29 août > Roman France

Tu partiras en France dans deux ou trois mois, lui promettait-on. La France où s’était réfugiée sa mère, son père militant politique était, quant à lui, en prison. C’était l’Argentine d’avant l’élection de Raúl Alfonsín en 1983 - la dictature et une traque impitoyable contre quiconque s’opposait au régime. La petite Laura voyait l’exécution de la promesse de rejoindre sa mère perpétuellement ajournée. Entre-temps, la fillette de 8 ans prend des cours de français. Noémie, son professeur, lui apprend à lire des textes où tous les chiens s’appellent Médor, et tous les chats Minet. Ce qui la fascinait, c’étaient ces nouveaux sons : des r très humides, des nasalisations fort exotiques, et surtout des e muets. A 10 ans Laura quitte La Plata, enfin, pour la France.

Après Les passagers de l’« Anna C ». (Gallimard, 2012), où elle relatait l’apprentissage par ses parents de la révolution sous l’égide du « Che », Laura Alcoba poursuit une œuvre romanesque aux sources de son histoire personnelle. L’auteure d’origine argentine signe avec Le bleu des abeilles un livre où est encore plus prononcée la veine autobiographique, puisqu’il s’agit de souvenirs de son arrivée en France et de sa relation intime avec cet idiome d’adoption qui fera partie intégrante de son identité d’écrivaine. Au lieu d’être à Paris, c’est au Blanc-Mesnil qu’elle débarque. Laura habite cité de la Voie-Verte, une espèce de « quartier latin », peuplée de Portugais, d’Espagnols « et même des Français », « juste à côté de l’Afrique du Nord et du Sahel », la cité des Quinze-Arpents.
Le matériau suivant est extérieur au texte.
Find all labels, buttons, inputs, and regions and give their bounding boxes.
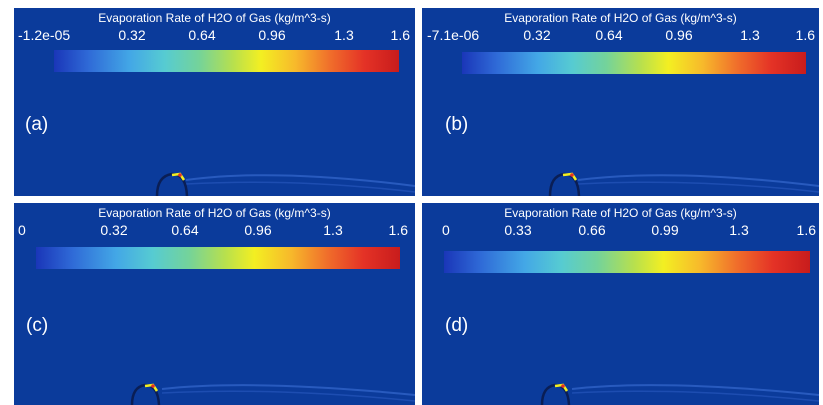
panel-label: (a)	[25, 114, 49, 135]
evaporation-hotspot	[554, 383, 569, 392]
colorbar-tick-label: 1.6	[388, 222, 408, 238]
colorbar-tick-label: 0.96	[244, 222, 272, 238]
colorbar	[54, 50, 399, 72]
wake-streak	[577, 181, 819, 193]
colorbar-title: Evaporation Rate of H2O of Gas (kg/m^3-s…	[504, 11, 737, 25]
panel-label: (c)	[26, 315, 49, 336]
wake-streak	[161, 390, 415, 402]
colorbar-tick-label: 1.6	[390, 27, 410, 43]
colorbar-tick-label: -1.2e-05	[18, 27, 71, 43]
colorbar-title: Evaporation Rate of H2O of Gas (kg/m^3-s…	[98, 11, 331, 25]
wake-streak	[185, 181, 415, 193]
colorbar-tick-label: 0.32	[100, 222, 128, 238]
panel-label: (d)	[445, 315, 469, 336]
colorbar	[36, 247, 400, 269]
colorbar-tick-label: 1.6	[795, 27, 815, 43]
flow-field-plot	[155, 172, 415, 196]
colorbar-tick-label: 0.96	[258, 27, 286, 43]
wake-streak	[571, 390, 819, 402]
evaporation-hotspot	[171, 172, 186, 181]
wake-streak	[571, 384, 819, 396]
colorbar-tick-label: 0	[18, 222, 26, 238]
colorbar-tick-label: 1.3	[740, 27, 760, 43]
colorbar	[444, 251, 810, 273]
colorbar-tick-label: 1.3	[334, 27, 354, 43]
colorbar	[462, 52, 806, 74]
evaporation-hotspot	[144, 383, 159, 392]
colorbar-tick-label: 0.64	[188, 27, 216, 43]
flow-field-plot	[548, 172, 819, 196]
panel-d: Evaporation Rate of H2O of Gas (kg/m^3-s…	[422, 203, 819, 405]
panel-c: Evaporation Rate of H2O of Gas (kg/m^3-s…	[14, 203, 415, 405]
colorbar-tick-label: 1.6	[796, 222, 816, 238]
evaporation-hotspot	[178, 173, 182, 177]
colorbar-tick-label: 0.32	[118, 27, 146, 43]
colorbar-tick-label: 0.64	[595, 27, 623, 43]
colorbar-tick-label: 0.64	[171, 222, 199, 238]
colorbar-tick-label: 0	[442, 222, 450, 238]
colorbar-tick-labels: -1.2e-05 0.32 0.64 0.96 1.3 1.6	[14, 27, 415, 45]
colorbar-tick-label: 1.3	[729, 222, 749, 238]
colorbar-tick-labels: -7.1e-06 0.32 0.64 0.96 1.3 1.6	[422, 27, 819, 45]
colorbar-title: Evaporation Rate of H2O of Gas (kg/m^3-s…	[504, 206, 737, 220]
colorbar-tick-label: -7.1e-06	[427, 27, 480, 43]
colorbar-tick-labels: 0 0.32 0.64 0.96 1.3 1.6	[14, 222, 415, 240]
evaporation-hotspot	[562, 172, 578, 181]
evaporation-hotspot	[570, 173, 574, 177]
colorbar-tick-label: 0.33	[504, 222, 532, 238]
colorbar-title: Evaporation Rate of H2O of Gas (kg/m^3-s…	[98, 206, 331, 220]
evaporation-hotspot	[151, 384, 155, 388]
colorbar-tick-label: 0.96	[665, 27, 693, 43]
wake-streak	[577, 174, 819, 187]
colorbar-tick-label: 0.32	[523, 27, 551, 43]
panel-label: (b)	[445, 114, 469, 135]
flow-field-plot	[130, 383, 415, 405]
flow-field-plot	[540, 383, 819, 405]
colorbar-tick-labels: 0 0.33 0.66 0.99 1.3 1.6	[422, 222, 819, 240]
panel-a: Evaporation Rate of H2O of Gas (kg/m^3-s…	[14, 8, 415, 196]
colorbar-tick-label: 1.3	[323, 222, 343, 238]
panel-b: Evaporation Rate of H2O of Gas (kg/m^3-s…	[422, 8, 819, 196]
wake-streak	[185, 174, 415, 187]
evaporation-hotspot	[561, 384, 565, 388]
colorbar-tick-label: 0.99	[651, 222, 679, 238]
wake-streak	[161, 384, 415, 396]
colorbar-tick-label: 0.66	[578, 222, 606, 238]
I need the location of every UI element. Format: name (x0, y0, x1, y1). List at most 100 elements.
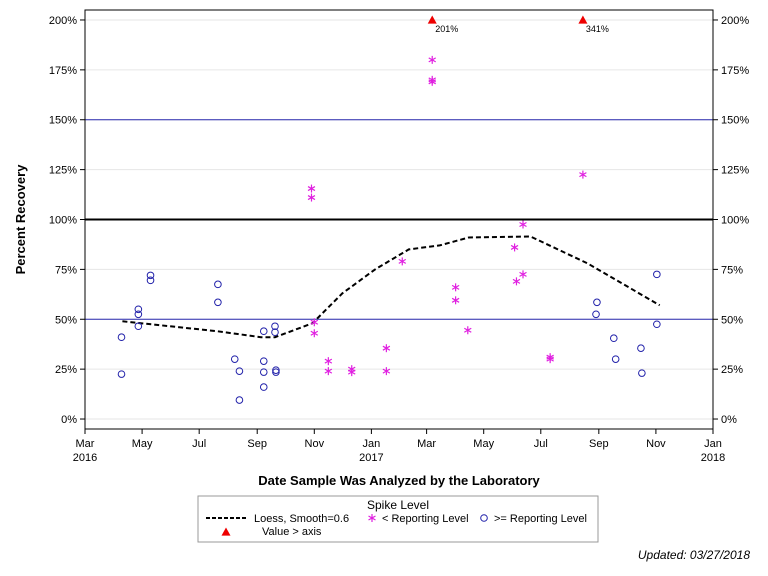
x-tick-year: 2016 (73, 452, 97, 464)
above-reporting-point (117, 333, 126, 342)
below-reporting-point (512, 277, 521, 286)
y-tick-label-right: 175% (721, 65, 749, 77)
above-reporting-point (134, 305, 143, 314)
above-reporting-point (271, 322, 279, 331)
above-reporting-point (259, 383, 268, 391)
x-tick-label: Mar (76, 438, 95, 450)
x-tick-year: 2017 (359, 452, 383, 464)
above-reporting-point (653, 320, 661, 329)
above-reporting-point (593, 298, 601, 307)
above-reporting-point (653, 270, 661, 279)
y-tick-label-left: 200% (49, 15, 77, 27)
below-reporting-point (347, 368, 356, 377)
below-reporting-point (510, 243, 519, 252)
x-tick-label: Jul (534, 438, 548, 450)
above-reporting-point (609, 334, 618, 343)
below-reporting-point (579, 170, 587, 179)
x-tick-label: May (473, 438, 494, 450)
x-tick-label: May (132, 438, 153, 450)
y-tick-label-left: 125% (49, 165, 77, 177)
above-reporting-point (272, 368, 280, 376)
y-tick-label-right: 100% (721, 215, 749, 227)
legend-label: Value > axis (262, 526, 322, 538)
below-reporting-point (451, 296, 460, 305)
above-reporting-point (117, 370, 126, 378)
below-reporting-point (464, 326, 472, 335)
y-tick-label-left: 150% (49, 115, 77, 127)
loess-line (122, 235, 661, 339)
value-above-axis-label: 201% (435, 24, 458, 34)
y-tick-label-left: 100% (49, 215, 77, 227)
below-reporting-point (428, 55, 437, 64)
x-tick-label: Jan (704, 438, 722, 450)
above-reporting-point (259, 357, 268, 365)
above-reporting-point (259, 327, 268, 336)
below-reporting-point (428, 77, 437, 86)
below-reporting-point (451, 283, 460, 292)
value-above-axis-label: 341% (586, 24, 609, 34)
x-tick-label: Jul (192, 438, 206, 450)
legend-symbol-circle (480, 514, 488, 522)
below-reporting-point (546, 355, 554, 364)
above-reporting-point (272, 366, 280, 374)
above-reporting-point (259, 368, 268, 376)
y-tick-label-right: 200% (721, 15, 749, 27)
above-reporting-point (230, 355, 239, 363)
below-reporting-point (310, 329, 319, 338)
above-reporting-point (235, 367, 244, 375)
x-tick-label: Nov (646, 438, 666, 450)
updated-note: Updated: 03/27/2018 (637, 548, 750, 562)
x-tick-label: Sep (589, 438, 609, 450)
y-tick-label-right: 125% (721, 165, 749, 177)
above-reporting-point (611, 355, 620, 363)
below-reporting-point (324, 357, 333, 366)
x-axis-label: Date Sample Was Analyzed by the Laborato… (258, 473, 540, 488)
below-reporting-point (307, 184, 316, 193)
above-reporting-point (271, 328, 279, 337)
legend-title: Spike Level (367, 498, 429, 512)
y-tick-label-left: 175% (49, 65, 77, 77)
above-reporting-point (214, 280, 222, 289)
x-tick-label: Jan (363, 438, 381, 450)
legend-label: >= Reporting Level (494, 513, 587, 525)
below-reporting-point (398, 257, 407, 266)
value-above-axis-point (578, 15, 588, 24)
y-tick-label-right: 50% (721, 314, 743, 326)
above-reporting-point (146, 271, 155, 280)
y-tick-label-right: 0% (721, 414, 737, 426)
y-tick-label-left: 50% (55, 314, 77, 326)
below-reporting-point (382, 367, 391, 376)
above-reporting-point (637, 344, 645, 352)
below-reporting-point (324, 367, 333, 376)
below-reporting-point (310, 318, 319, 327)
above-reporting-point (214, 298, 222, 307)
y-tick-label-right: 75% (721, 264, 743, 276)
x-tick-year: 2018 (701, 452, 725, 464)
legend-box (197, 495, 599, 543)
legend-label: < Reporting Level (382, 513, 469, 525)
below-reporting-point (307, 193, 316, 202)
y-tick-label-left: 0% (61, 414, 77, 426)
legend-label: Loess, Smooth=0.6 (254, 513, 349, 525)
y-tick-label-left: 75% (55, 264, 77, 276)
y-tick-label-right: 25% (721, 364, 743, 376)
legend-symbol-asterisk (368, 514, 376, 522)
below-reporting-point (382, 344, 391, 353)
above-reporting-point (134, 322, 143, 331)
y-tick-label-right: 150% (721, 115, 749, 127)
x-tick-label: Mar (417, 438, 436, 450)
y-axis-label: Percent Recovery (13, 164, 28, 275)
below-reporting-point (519, 220, 527, 229)
above-reporting-point (146, 276, 155, 285)
x-tick-label: Sep (247, 438, 267, 450)
legend-symbol-triangle (221, 527, 231, 536)
x-tick-label: Nov (305, 438, 325, 450)
below-reporting-point (519, 270, 527, 279)
above-reporting-point (638, 369, 646, 377)
value-above-axis-point (427, 15, 437, 24)
above-reporting-point (134, 310, 143, 319)
above-reporting-point (235, 396, 244, 404)
above-reporting-point (592, 310, 600, 319)
y-tick-label-left: 25% (55, 364, 77, 376)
De la correspondance avec son père emprisonné, dans laquelle elle commente La vie des abeilles de Maurice Maeterlinck, aux Fleurs bleues de Queneau qu’elle emprunte à la bibliothèque (à cause de la jolie succession des trois voyelles), c’est bien plus que la chronique de l’apprivoisement de la langue qu’écrit Laura Alcoba. Mille autres anecdotes sur l’immersion dans le système éducatif de la République dessinent en creux le portrait d’une France des étrangers et des immigrés pas tout à fait intégrés.